NGC 6814: Hubble Space Telescope Sees Grand-Design Spiral

This new image from the NASA/ESA Hubble Space Telescope is likely the best of the grand-design spiral galaxy NGC 6814.

This Hubble image shows NGC 6814, a face-on grand-design spiral galaxy. Image credit: NASA / ESA / Hubble / Judy Schmidt, www.geckzilla.com.

This Hubble image shows NGC 6814, a face-on grand-design spiral galaxy. Image credit: NASA / ESA / Hubble / Judy Schmidt, www.geckzilla.com.

NGC 6814, also known as LEDA 63545 or 2MASX J19424057-1019255, is an 11.2-magnitude face-on grand-design spiral galaxy.

It lies in the northern constellation Aquila, 74.4 million light-years from Earth.

According to astronomers, “when we look at this galaxy we are looking into and through an inner spiral arm of our own Galaxy.”

“Clouds of gas and dust billow and waft in the foreground of NGC 6814. Thus the reality is that many directions are dimmed or completely hidden from view due to the busy inner workings of our own home.”

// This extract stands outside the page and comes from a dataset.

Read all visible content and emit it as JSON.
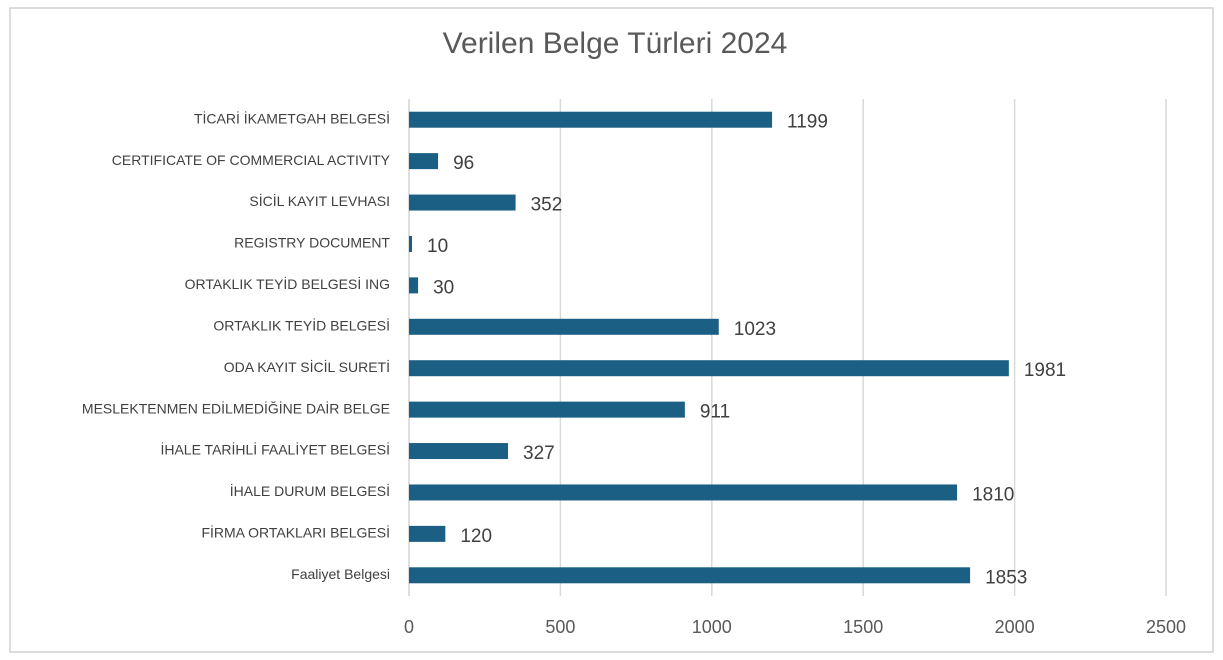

“We are lucky that NGC 6814 is an intrinsically bright galaxy and its light skirts some of the thickest clouds of the Milky Way.”

This beautiful galaxy has spectacular sweeping arms, rippled with an intricate pattern of dark dust.

It also has an extremely bright nucleus, a telltale sign that the galaxy is a Seyfert galaxy.

NGC 6814 shows a very stable periodic behavior in the form of repeated X-ray flares, causing astronomers to suspect that it hosts a supermassive black hole with a mass of 18 million solar masses.

As NGC 6814 is a very active galaxy, many regions of ionized gas are studded along its spiral arms.

In these large clouds of gas, a burst of star formation has recently taken place, forging the brilliant blue stars that are visible scattered throughout the galaxy.

This image of NGC 6814 was made from separate exposures taken in the visible and infrared regions of the spectrum with the Wide Field Camera 3 (WFC3), a fourth-generation UVIS/IR imager aboard Hubble.